This week, many people from our St. Mark’s family are crossing borders. Over thirty of us have come to Mexico to give and receive gifts that will strengthen the bonds of love and support that God has created between us. On Friday, over twenty more from St. Mark’s will go to the Rocky Boy Reservation in Montana, where they will renew old friendships and welcome new ones as they live and work with the people of the Chippewa Cree tribe. These quiet endeavors will not catch the attention of the news media, but they matter greatly to us and to the future we share with all the people of the earth.
As racist-inspired violence continues to tear at the fabric of our country and our global community, we are thankful for every opportunity we have to discover God in the other and to celebrate the rich diversity that God has created within the human family. Last week, when a 21-year-old named Dylann Roof killed nine people at Emanuel AME Church in Charleston, South Carolina, a professor of religion and Africana studies named Anthea Butler said: “Where did this man, who killed parishioners in their church during Bible study, learn to hate black people so much?” My heart aches with her, and I am grateful for all those who dare to ask the hard questions such as this.
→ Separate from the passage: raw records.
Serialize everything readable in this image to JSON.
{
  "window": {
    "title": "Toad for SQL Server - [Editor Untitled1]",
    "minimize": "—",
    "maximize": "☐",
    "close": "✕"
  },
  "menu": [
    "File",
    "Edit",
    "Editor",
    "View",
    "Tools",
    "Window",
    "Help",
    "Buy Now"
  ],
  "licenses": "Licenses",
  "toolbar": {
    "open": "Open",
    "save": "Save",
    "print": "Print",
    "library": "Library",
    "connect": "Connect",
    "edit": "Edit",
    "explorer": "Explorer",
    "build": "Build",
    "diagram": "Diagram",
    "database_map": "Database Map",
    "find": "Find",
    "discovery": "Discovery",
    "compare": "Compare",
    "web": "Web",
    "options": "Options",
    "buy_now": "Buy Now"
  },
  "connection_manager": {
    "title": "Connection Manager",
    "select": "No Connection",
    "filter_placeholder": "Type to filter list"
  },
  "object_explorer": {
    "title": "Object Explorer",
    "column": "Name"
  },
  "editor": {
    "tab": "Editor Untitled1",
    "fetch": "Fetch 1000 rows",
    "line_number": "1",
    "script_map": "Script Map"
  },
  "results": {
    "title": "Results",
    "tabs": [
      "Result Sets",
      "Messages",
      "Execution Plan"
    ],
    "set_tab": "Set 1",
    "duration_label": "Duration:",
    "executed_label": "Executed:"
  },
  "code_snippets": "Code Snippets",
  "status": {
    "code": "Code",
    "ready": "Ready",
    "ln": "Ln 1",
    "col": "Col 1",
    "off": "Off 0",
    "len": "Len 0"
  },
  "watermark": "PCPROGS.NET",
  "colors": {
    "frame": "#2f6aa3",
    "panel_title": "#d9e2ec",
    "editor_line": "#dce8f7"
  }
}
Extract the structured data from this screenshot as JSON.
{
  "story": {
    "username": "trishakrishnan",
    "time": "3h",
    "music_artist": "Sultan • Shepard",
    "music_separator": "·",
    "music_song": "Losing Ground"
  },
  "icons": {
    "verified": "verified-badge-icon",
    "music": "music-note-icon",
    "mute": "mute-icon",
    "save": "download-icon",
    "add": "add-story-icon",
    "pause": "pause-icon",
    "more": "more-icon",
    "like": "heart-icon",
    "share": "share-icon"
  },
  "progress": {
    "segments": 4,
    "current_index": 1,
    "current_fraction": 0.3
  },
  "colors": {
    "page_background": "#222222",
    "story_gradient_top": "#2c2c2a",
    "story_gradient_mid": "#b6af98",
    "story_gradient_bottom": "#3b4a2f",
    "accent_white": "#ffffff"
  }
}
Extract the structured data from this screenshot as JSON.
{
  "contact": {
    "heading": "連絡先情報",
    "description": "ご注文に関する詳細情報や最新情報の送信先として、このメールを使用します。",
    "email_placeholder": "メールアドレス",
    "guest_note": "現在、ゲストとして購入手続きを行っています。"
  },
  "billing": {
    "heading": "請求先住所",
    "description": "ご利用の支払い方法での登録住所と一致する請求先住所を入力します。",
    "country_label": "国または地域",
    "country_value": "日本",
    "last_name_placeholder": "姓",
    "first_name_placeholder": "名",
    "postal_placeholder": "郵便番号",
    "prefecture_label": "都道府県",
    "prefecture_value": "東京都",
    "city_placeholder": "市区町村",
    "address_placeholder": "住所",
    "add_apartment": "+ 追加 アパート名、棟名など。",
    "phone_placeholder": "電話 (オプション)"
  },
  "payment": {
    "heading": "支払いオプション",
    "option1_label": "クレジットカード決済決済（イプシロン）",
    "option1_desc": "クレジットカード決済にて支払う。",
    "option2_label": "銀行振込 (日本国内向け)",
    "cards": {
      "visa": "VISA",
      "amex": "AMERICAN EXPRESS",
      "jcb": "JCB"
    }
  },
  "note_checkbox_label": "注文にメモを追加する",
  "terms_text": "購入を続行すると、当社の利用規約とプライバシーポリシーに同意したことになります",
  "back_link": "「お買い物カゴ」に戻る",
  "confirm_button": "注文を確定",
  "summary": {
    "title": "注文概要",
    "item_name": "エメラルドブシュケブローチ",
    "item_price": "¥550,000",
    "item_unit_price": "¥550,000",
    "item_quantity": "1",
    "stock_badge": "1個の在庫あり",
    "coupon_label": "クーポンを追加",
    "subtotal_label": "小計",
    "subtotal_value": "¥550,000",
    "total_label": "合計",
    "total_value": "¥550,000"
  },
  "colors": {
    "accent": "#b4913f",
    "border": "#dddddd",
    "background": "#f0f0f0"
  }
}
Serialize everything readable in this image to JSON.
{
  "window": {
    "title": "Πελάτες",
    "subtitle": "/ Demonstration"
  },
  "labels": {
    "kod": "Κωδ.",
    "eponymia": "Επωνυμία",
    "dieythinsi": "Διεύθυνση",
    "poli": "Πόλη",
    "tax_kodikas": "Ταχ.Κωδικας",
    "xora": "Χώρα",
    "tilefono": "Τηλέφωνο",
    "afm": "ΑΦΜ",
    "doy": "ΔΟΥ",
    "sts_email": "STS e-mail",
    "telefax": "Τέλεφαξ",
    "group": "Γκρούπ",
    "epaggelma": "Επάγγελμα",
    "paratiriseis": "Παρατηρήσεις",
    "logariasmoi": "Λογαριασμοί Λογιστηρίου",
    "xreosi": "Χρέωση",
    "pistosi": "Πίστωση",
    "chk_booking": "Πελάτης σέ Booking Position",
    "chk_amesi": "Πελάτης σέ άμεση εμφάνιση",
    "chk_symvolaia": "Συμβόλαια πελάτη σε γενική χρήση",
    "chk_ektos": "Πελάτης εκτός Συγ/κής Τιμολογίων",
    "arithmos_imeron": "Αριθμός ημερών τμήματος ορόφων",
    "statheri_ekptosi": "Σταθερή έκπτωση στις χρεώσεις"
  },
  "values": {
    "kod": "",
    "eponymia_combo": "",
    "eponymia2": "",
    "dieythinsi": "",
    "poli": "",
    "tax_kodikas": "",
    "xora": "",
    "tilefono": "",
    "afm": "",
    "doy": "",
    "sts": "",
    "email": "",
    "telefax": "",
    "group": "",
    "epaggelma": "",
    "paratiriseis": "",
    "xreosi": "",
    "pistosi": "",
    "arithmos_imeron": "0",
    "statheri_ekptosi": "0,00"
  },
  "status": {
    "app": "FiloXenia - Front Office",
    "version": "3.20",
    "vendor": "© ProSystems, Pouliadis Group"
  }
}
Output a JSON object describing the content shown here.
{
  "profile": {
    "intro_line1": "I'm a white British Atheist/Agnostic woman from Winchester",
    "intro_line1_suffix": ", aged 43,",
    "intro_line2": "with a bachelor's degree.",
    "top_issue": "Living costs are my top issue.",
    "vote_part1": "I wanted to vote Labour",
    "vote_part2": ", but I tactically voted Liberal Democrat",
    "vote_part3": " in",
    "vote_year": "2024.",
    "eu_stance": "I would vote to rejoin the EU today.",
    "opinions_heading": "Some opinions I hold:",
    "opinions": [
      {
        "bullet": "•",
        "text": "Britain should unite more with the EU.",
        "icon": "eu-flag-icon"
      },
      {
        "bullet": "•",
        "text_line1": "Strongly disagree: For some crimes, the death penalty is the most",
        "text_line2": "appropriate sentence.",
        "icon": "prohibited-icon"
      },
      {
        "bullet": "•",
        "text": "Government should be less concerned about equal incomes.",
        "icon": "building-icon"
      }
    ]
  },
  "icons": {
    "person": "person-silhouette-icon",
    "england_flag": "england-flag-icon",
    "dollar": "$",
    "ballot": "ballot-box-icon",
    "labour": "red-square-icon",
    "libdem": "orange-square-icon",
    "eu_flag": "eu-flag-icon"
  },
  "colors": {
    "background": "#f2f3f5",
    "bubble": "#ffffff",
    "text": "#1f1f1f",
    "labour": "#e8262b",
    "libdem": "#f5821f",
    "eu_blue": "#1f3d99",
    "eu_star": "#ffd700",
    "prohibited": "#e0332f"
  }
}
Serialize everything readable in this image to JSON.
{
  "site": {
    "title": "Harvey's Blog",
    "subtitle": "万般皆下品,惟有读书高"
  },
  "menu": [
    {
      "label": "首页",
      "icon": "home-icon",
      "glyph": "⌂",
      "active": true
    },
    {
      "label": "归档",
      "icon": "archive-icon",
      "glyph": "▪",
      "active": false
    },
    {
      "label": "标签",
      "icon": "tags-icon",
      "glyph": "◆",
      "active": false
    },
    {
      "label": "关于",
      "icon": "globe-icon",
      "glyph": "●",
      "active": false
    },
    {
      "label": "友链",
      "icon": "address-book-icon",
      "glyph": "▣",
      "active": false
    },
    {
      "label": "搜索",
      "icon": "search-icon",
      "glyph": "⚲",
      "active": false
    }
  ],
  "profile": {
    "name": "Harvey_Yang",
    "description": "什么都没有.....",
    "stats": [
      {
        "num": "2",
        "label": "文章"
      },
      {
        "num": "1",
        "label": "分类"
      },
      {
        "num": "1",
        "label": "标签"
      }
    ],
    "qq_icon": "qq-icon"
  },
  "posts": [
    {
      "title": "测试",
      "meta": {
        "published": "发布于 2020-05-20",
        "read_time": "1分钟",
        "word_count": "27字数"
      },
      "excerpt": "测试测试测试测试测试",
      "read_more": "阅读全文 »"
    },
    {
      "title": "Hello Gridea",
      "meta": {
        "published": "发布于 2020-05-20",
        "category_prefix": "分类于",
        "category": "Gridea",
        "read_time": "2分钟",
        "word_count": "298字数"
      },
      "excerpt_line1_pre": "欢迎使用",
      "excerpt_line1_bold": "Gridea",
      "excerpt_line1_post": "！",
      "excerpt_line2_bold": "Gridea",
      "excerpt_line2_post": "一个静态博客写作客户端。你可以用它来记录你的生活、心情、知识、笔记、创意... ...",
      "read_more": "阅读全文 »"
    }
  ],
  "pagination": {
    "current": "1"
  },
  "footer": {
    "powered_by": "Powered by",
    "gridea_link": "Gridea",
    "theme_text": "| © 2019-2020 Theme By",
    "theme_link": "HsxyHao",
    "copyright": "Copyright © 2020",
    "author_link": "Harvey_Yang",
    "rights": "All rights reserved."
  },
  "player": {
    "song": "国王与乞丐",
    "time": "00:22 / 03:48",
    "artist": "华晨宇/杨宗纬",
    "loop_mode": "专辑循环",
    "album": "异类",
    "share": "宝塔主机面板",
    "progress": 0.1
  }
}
Looking to the future, I pray that more and more people will ask a different question. As they see the transformation that is taking place in this broken world, I pray that they are inspired to say: “Where did this man or this woman learn to love so much?” Perhaps the answer will emerge, in some small way, from experiences of border crossings like the ones we make this week, and from the border crossings you make whenever you discover God in the other and celebrate the rich diversity that God has created in the human family.